Царедворцы послушно закивали головами.

– Удачное место, государь…

– Успешное, государь…

– Только бы не сглазить начальный успех и первую удачу, – осторожно намекнул Тишайший, чтобы остановить бурное поддакивание.

– Не сглазим, государь… Нет средь нас чернокнижников… Перевелись в Смуту и после неё трудами подвижника благочестия, патриарха Филарета… – сказал князь-боярин Василий Шереметев и тут же осекся.

Хотел предаться своим воспоминаниям и размышлениям вслух на знаковом месте Богдановой околицы о помощи Москве гетмана Богдана Хмельницкой, но тут же остановил свой порыв. Такие вещи наедине с собой надо мысленно проговаривать, прежде чем выносить на суд своих близких самолюбивых, сами себе на уме, подданных. А размышления-то были весьма интересными, имеющими прямое отношение к нынешнему походу на Смоленск по призыву святого Саввы, да и ко всему философскому «Смоленскому вызову» польскому королю и существующему мировому порядку.

А суть размышлений Тишайшего царя была такова: уже 8 июня 1648 года избранный в гетманы казацкой радой Богдан Хмельницкий направил 19-летнему Московскому царю письмо с нижайшей просьбой принять в свое подданство запорожских казаков. Тишайший навел справки о гетмане у дьяков посольского приказа и выяснил весьма любопытные данные о гетмане Богдане-Зиновии Хмельницком. Тот, будучи простым казацким сотником, ещё в конце 1647 года после нанесенного ему оскорбления Чаплинским, счастливого временного тюремного освобождения бежал в Запорожскую Сечь и оттуда в Крым под руку к хану. Вернувшись из Крыма с сильной татарской конницей, он поднял восстание, охватившее все украинские земли. Под началом успешного полководца-гетмана объединенное войско запорожских казаков и крымских татар легко разгромило польские полки под Корсунью, при Жёлтых Водах и Пиляве. Затем осадил польскую крепость Замостье и под Зборовом заключил выгодный казакам мир. Осторожный царь Тишайший занял выжидательную позицию, приняв казацкое посольство от гетмана, не вынося свое решение по приему казаков Запорожья в свое подданство.

Дальше дело у гетмана немного застопорилось, его войско даже с татарской подмогой под началом хана Исляма Гирея потерпело досадное жестокое поражение под Берестечком в июне 1651 года от поляков под началом нового короля с 1649 года Яна Казимира, занявшего трон почившего в 1648 году брата Владислава IV. Этого неожиданного поражения Хмельницкого могло бы и не быть, не обнаружь гетман при подготовке похода к Берестечку «потери» огромной суммы денег «казацкого общака». Поначалу отец-гетман грешил на сына Тимоша, но проведенное расследование показало непричастность 18-летнего наследника гетмана. Но дотошный Тимош провел свой розыск и вскоре сообщил, что Гелена завела любовный роман с казначеем и украла казацкие деньги на свои развлечения и наряды. Не дождавшись ответа отца, Тимош казнил и любовника казначея-казнокрада, и красавицу-мачеху в конце мая 1651 года, повесив ее голой на въезде в их семейный хутор Суботов. Хмельницкий настолько был подавлен первым известием о краже денег венчанной женой и вторым известием о ее позорной казни сыном-наследником, что не смог собраться перед решающей битвой с королем. После бегства в последний день этой битвы казаков и татар Исляма Гирея, захватившего с собой в плен самого Хмельницкого, гетману пришлось пойти на менее выгодный казакам Белоцерковский мир, по сравнению с о Зборовским миром.

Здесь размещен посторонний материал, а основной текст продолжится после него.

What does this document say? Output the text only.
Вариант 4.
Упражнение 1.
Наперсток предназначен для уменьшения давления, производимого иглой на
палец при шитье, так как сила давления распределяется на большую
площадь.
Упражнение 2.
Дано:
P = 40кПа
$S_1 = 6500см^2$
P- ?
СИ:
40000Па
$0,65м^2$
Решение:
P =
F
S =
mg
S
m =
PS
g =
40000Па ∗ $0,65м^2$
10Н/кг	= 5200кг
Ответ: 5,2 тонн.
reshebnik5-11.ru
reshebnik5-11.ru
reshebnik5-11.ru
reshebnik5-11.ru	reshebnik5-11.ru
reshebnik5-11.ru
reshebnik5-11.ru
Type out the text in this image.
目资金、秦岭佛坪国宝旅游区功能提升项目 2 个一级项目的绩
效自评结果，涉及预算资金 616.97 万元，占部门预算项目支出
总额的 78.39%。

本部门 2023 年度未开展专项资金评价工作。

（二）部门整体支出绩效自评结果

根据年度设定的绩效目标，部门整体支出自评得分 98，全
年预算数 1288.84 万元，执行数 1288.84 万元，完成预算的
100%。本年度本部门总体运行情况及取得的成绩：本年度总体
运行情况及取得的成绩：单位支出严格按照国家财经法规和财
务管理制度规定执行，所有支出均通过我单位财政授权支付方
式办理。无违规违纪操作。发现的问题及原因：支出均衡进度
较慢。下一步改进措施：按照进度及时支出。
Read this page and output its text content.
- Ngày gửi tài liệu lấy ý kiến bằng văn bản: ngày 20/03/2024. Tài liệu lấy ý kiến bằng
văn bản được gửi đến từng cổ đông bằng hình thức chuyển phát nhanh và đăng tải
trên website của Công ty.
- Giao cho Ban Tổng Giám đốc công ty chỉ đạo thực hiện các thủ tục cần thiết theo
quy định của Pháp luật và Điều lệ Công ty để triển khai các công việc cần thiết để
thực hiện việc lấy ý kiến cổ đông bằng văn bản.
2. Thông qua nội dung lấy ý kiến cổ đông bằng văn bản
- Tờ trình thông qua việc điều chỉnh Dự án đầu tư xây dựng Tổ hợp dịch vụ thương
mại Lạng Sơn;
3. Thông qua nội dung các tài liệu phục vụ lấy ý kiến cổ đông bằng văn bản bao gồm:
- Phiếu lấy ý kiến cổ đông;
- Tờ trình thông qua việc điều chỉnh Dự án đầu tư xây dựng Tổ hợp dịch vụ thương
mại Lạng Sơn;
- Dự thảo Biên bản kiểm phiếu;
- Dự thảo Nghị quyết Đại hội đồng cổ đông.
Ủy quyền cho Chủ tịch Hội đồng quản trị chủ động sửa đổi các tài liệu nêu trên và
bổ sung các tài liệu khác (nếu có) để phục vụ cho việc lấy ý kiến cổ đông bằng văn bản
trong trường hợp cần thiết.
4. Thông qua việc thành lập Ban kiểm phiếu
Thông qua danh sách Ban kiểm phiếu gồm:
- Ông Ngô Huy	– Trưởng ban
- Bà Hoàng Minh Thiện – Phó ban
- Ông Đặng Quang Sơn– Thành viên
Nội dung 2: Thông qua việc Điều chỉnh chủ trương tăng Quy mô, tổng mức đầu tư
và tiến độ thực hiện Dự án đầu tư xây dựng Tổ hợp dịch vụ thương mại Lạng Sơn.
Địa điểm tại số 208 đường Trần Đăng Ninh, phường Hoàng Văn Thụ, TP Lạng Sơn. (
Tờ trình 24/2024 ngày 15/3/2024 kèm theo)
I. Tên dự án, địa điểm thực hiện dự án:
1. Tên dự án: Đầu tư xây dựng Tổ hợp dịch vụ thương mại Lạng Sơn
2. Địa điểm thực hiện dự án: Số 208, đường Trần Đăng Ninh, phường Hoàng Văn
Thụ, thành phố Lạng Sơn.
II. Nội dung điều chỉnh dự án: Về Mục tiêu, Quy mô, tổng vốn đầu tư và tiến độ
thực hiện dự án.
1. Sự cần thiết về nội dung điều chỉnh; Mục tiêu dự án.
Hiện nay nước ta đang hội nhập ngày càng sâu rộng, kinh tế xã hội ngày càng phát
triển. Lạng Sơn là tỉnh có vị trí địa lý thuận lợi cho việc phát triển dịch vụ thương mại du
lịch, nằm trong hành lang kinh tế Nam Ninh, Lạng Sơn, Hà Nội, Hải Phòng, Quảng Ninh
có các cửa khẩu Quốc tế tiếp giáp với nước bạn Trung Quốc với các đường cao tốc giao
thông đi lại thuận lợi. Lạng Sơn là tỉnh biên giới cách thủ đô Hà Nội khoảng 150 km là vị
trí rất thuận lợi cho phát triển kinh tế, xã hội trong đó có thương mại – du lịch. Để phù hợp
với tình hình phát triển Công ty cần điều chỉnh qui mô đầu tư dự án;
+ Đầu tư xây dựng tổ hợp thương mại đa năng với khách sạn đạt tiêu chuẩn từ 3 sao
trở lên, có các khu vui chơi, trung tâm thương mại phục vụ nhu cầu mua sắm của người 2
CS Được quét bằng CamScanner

После измены и казни Мотроны-Гелены последней третьей женой Богдана Хмельницкого стала 34-летняя вдова полковника Пилипа, Анна Золотаренко, сестра выдающегося казацкого нежинского полковника Ивана Золотаренко. Эта мудрая и добрая женщина в корне отличалась от предыдущих жен «батьки Хмеля» прежде всего тем, что стала принимать активное участие в государственных делах своего супруга-гетмана. Именно благодаря Анне Чигиринский двор гетмана стал намного представительней и солиднее, нежели ранее. Попойки, пьяные оргии и потасовки были решительно пресечены благочестивой супругой гетмана, а вместо традиционной горилки Анна велела подавать сухие и крепленые марочные вина и редкий венгерский токай, разливались дорогие марочные вина в красивые серебряные сосуды. Приемы иностранных послов, включая московских, проводились на самом высоком уровне. Стоит ли говорить, что на дипломатическую стезю был поставлен и воинственный брат-полковник Иван, что только усилило позиции переговоров гетмана. Сама же гетманша была образцом благочестия и благородной тактичности, гетман ей доверял безгранично, к тому же сделал ее брата Ивана своей правой рукой, возвысив над другими полковниками казацкими, назначив скоро наказным гетманом Войска во главе 20-тысячного отборного корпуса для завоевания литовских земель и городов, в усиление Смоленской осады царя Московского.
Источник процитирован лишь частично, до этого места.